In bash, how can I directly return the return value returned by calling a function (sry, I don't know how to express this better). Example:
foo() {
echo "$1"
return 1
}
bar() {
return foo 1
}
bar
If I do this, bash complains that a numeric parameter for the return statement is needed.
EDIT
I updated my example to better express the real problem. No only do I want to return the return code, I also want to pass a value to the function first... not sure if this is actually doable.
The only thing you can return from a shell script or a shell function is a numeric error code.
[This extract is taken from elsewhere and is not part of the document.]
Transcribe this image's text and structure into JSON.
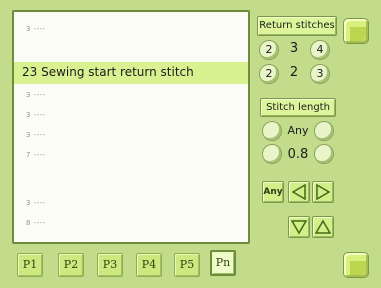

However, you can print some text to standard output in the function (or separate script, it's the same) using echo, cat, etc., and then capture the output, using bacticks syntax or $(...) syntax. Passing parameters to shell functions works the same way as passing parameters to scripts:
In these modifications of your example, I change the argument to foo to make it easier to distinguish the result of one from the other.
foo() {
echo "$1"
return 1
}
bar() {
return "$(foo 2)"
}
bar
echo "$?"
The preceding will output "2". The echo in foo is used as the return value of bar. The range of values that return (and exit) can handle is 0 to 255.
foo() {
echo "$1"
return 1
}
bar() {
foo 2
return "$?"
}
bar
echo "$?"
The second version will first output 2 since that's what foo does then a 1 will be output since that's the return value of bar having been propagated from the return value of foo.
"$(foo 2)" will execute foo in a subshell which is not what I want.
This should work: you can only return a number in bash.
foo() {
return 1
}
bar() {
foo
return 1
}
bar
You can simply return the return code of the last call $?:
foo() {
echo "$1"
return 1
}
bar() {
foo "bla"
return $?
}
bar
f() { g; }; g() { false; }; f; echo $?. Only if there were more commands would you have to save the exit code and return it explicitly.